Par Michel LAGACÉ
Le 23e recensement national de la population du Canada est maintenant lancé. Le recensement agricole se déroule en même temps pour dresser un portrait des exploitations agricoles du pays. La réussite de ces recensements dépend en grande partie de la volonté des Canadiennes et des Canadiens d’y participer pleinement et honnêtement.

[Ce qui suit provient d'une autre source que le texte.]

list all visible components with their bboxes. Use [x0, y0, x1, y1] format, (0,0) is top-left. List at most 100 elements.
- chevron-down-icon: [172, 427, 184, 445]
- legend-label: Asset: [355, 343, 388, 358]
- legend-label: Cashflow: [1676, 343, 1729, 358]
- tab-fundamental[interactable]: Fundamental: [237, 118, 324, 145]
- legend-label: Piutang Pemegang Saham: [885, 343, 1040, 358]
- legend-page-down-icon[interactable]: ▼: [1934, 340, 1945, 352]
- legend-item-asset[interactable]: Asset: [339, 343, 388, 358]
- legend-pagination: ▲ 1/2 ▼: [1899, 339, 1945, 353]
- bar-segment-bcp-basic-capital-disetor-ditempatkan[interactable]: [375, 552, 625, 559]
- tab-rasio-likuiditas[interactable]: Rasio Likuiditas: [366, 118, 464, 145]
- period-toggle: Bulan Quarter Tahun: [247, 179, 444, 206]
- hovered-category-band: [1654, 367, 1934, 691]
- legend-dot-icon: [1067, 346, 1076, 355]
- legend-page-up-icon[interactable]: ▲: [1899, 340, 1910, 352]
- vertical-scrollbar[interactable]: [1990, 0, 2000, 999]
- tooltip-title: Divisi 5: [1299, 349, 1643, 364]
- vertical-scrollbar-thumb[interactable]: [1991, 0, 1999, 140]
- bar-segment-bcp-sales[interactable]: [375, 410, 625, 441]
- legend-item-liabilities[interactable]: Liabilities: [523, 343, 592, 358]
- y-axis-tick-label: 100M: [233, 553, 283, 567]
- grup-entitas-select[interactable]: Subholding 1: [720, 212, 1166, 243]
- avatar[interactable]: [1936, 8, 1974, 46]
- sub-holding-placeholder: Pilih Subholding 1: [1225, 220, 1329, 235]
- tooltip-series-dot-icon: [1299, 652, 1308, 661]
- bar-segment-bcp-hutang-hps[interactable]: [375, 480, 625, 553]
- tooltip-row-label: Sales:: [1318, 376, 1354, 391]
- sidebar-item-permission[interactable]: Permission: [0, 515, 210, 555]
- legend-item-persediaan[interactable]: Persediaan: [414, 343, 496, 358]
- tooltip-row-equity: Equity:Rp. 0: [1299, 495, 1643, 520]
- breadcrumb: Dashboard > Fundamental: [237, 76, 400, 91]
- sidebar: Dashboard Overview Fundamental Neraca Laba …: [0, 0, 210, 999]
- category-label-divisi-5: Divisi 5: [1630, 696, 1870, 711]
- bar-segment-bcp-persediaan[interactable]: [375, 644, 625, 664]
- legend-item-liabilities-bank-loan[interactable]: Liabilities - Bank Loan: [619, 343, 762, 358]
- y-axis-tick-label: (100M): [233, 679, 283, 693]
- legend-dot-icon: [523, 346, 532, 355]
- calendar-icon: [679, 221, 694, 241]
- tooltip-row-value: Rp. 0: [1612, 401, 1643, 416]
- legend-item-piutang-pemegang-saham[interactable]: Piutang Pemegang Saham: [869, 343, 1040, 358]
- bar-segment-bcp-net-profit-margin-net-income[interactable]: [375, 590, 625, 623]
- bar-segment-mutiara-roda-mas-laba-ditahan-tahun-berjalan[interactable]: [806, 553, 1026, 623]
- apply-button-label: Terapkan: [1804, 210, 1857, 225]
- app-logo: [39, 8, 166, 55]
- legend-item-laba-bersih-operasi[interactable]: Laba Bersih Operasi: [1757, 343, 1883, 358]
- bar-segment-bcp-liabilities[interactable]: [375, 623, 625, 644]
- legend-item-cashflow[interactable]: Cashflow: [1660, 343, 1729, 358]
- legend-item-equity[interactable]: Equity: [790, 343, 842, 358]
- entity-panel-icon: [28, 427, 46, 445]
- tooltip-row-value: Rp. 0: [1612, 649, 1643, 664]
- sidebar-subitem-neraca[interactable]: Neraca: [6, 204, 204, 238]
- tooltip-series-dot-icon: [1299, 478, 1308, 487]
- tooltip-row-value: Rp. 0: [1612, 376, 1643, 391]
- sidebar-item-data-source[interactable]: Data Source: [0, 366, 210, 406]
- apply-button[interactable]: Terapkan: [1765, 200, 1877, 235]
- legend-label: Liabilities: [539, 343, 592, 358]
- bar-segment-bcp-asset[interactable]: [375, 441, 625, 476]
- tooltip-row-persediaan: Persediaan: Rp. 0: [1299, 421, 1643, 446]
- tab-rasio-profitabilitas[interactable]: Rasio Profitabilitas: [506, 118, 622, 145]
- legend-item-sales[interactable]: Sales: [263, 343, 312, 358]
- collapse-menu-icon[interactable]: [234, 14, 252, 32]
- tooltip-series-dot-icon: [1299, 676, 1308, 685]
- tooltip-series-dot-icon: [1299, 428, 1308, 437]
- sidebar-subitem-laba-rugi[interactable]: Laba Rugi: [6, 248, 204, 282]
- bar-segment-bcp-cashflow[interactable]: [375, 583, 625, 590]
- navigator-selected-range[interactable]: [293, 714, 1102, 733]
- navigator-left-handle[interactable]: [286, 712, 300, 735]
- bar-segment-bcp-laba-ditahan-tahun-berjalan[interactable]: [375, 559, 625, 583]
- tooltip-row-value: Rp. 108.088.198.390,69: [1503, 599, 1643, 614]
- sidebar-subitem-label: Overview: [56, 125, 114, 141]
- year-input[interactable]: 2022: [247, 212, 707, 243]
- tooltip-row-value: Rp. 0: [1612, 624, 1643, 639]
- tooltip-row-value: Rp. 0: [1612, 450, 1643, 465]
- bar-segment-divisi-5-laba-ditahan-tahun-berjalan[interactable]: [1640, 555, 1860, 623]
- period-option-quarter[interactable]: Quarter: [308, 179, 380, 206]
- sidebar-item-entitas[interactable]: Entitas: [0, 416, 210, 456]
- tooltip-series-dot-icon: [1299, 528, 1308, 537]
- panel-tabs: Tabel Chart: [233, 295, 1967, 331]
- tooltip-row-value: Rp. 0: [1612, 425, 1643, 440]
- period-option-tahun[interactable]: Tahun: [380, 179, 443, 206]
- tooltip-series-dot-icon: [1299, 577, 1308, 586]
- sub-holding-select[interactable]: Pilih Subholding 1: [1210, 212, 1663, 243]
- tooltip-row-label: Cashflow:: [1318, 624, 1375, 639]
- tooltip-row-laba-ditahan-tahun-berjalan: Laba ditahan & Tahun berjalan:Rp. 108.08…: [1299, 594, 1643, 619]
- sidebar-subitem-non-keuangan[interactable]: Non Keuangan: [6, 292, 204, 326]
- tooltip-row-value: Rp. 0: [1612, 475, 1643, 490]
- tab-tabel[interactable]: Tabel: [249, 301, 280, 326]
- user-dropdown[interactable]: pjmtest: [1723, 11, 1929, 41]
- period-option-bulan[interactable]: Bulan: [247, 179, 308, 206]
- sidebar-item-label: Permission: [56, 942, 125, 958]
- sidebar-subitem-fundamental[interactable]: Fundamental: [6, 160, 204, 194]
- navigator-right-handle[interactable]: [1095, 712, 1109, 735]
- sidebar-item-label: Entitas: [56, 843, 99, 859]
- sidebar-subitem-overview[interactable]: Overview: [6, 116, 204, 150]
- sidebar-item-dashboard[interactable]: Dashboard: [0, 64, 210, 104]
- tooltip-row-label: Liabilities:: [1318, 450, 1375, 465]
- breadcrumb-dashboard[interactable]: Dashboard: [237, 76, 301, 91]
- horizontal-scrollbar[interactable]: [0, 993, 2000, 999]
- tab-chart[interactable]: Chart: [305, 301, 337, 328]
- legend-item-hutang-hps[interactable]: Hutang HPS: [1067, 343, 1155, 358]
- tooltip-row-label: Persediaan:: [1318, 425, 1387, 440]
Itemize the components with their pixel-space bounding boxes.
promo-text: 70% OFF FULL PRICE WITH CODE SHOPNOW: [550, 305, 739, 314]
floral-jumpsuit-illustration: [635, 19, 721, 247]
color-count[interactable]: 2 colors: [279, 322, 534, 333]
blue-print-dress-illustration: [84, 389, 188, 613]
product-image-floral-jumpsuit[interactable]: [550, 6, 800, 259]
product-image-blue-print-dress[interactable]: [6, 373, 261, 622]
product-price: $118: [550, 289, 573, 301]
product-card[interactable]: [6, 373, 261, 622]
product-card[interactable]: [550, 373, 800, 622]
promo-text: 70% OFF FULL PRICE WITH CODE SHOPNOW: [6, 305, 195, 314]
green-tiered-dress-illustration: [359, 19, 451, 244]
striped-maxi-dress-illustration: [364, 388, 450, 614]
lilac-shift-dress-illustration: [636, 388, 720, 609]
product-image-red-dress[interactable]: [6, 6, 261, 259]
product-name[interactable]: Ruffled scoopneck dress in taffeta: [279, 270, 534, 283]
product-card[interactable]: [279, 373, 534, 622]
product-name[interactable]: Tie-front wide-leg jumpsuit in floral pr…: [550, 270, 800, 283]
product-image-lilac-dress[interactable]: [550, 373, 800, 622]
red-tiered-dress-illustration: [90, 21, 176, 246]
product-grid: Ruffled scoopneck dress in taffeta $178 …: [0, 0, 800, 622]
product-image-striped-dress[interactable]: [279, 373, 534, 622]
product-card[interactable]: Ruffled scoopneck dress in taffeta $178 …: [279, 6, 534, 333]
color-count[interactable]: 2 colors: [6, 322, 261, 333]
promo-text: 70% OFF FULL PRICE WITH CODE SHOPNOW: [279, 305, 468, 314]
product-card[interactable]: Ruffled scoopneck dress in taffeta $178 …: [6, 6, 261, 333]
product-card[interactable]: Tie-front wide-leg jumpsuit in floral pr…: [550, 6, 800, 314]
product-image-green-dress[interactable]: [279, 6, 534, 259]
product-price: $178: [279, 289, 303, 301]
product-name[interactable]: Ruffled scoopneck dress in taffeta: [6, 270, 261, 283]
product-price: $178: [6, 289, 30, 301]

Les raisons de le faire sont nombreuses : les données sont utilisées par les gouvernements, des entreprises, des organismes et des individus qui en ont besoin pour des raisons très diverses. Les gouvernements, par exemple, ont besoin de connaître le nombre d’ayants droit aux écoles francophones pour planifier de nouveaux établissements.
Autre exemple : la Dre Joss Reimer, la responsable du groupe de travail sur la campagne de vaccination contre la COVID-19 au Manitoba, annonçait que le plan de déploiement des vaccins à toutes les personnes âgées de 18 et plus dans les zones à haut risque serait essentiellement basé sur la densité de la population, le revenu, la proportion des personnes d’origines culturelles considérées vulnérables et le logement. Preuve que les responsables chargés d’endiguer la crise sanitaire se servent des données du recensement.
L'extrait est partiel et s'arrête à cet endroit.